Note that the holes connected by the blue lines are electrically connected in the breadboard.
If you are unfamiliar with the breadboard, there are many resources available online that explains how they work. We recommend this quick Breadboard Infographic from Make Breadboarding Workshop or the longer Breadboard Tutorial from Science Buddies.
A Johnson counter is a modified ring counter, where the inverted output from the last flip flop is connected to the input to the first. The register cycles through a sequence of bit-patterns. The MOD of the Johnson counter is 2n if n flip-flops are used. The main advantage of the Johnson counter counter is that it only needs half the number of flip-flops compared to the standard ring counter for the same MOD.

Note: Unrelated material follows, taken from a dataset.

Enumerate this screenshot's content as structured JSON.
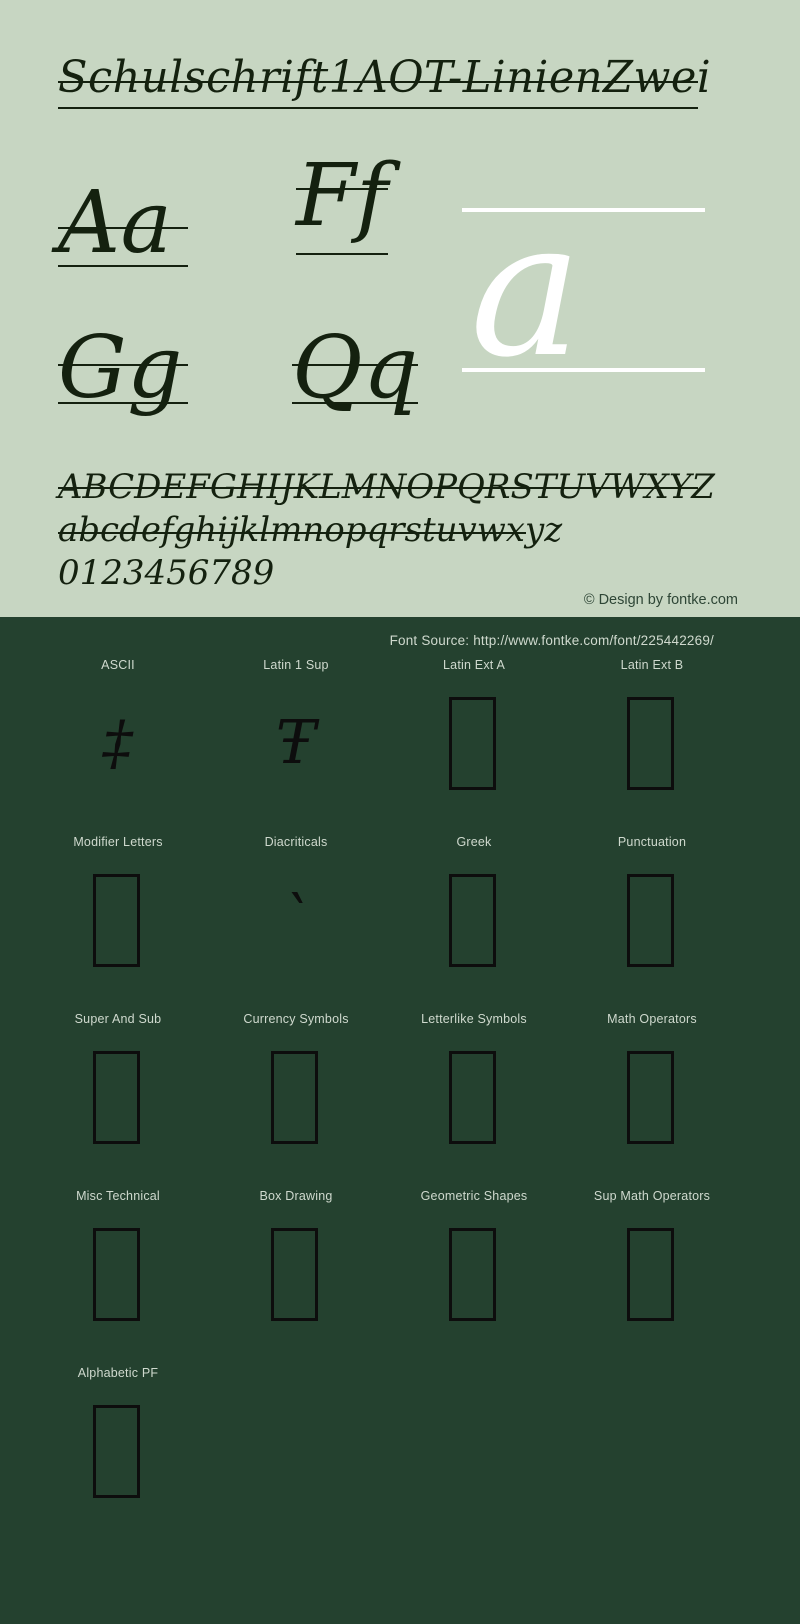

This circuit is implemented using D-type flip-flops.
- Enable the flips flops by clicking on the RESET switch (SW6).
- Click on CLK (SW7) switch and observe the changes in the outputs of the flip flops. SW7 is a momentary switch.
- The D flip flop clock has a rising edge CLK input. For example Q1 behaves as follows:
- The D input value just before the CLK rising edge is noted (Q0).
- When CLK rising edge occurs, Q1 is assigned the previously noted D value (Q0).
- The MOD or number of unique states of this 3 flip flop johnson counter is 6.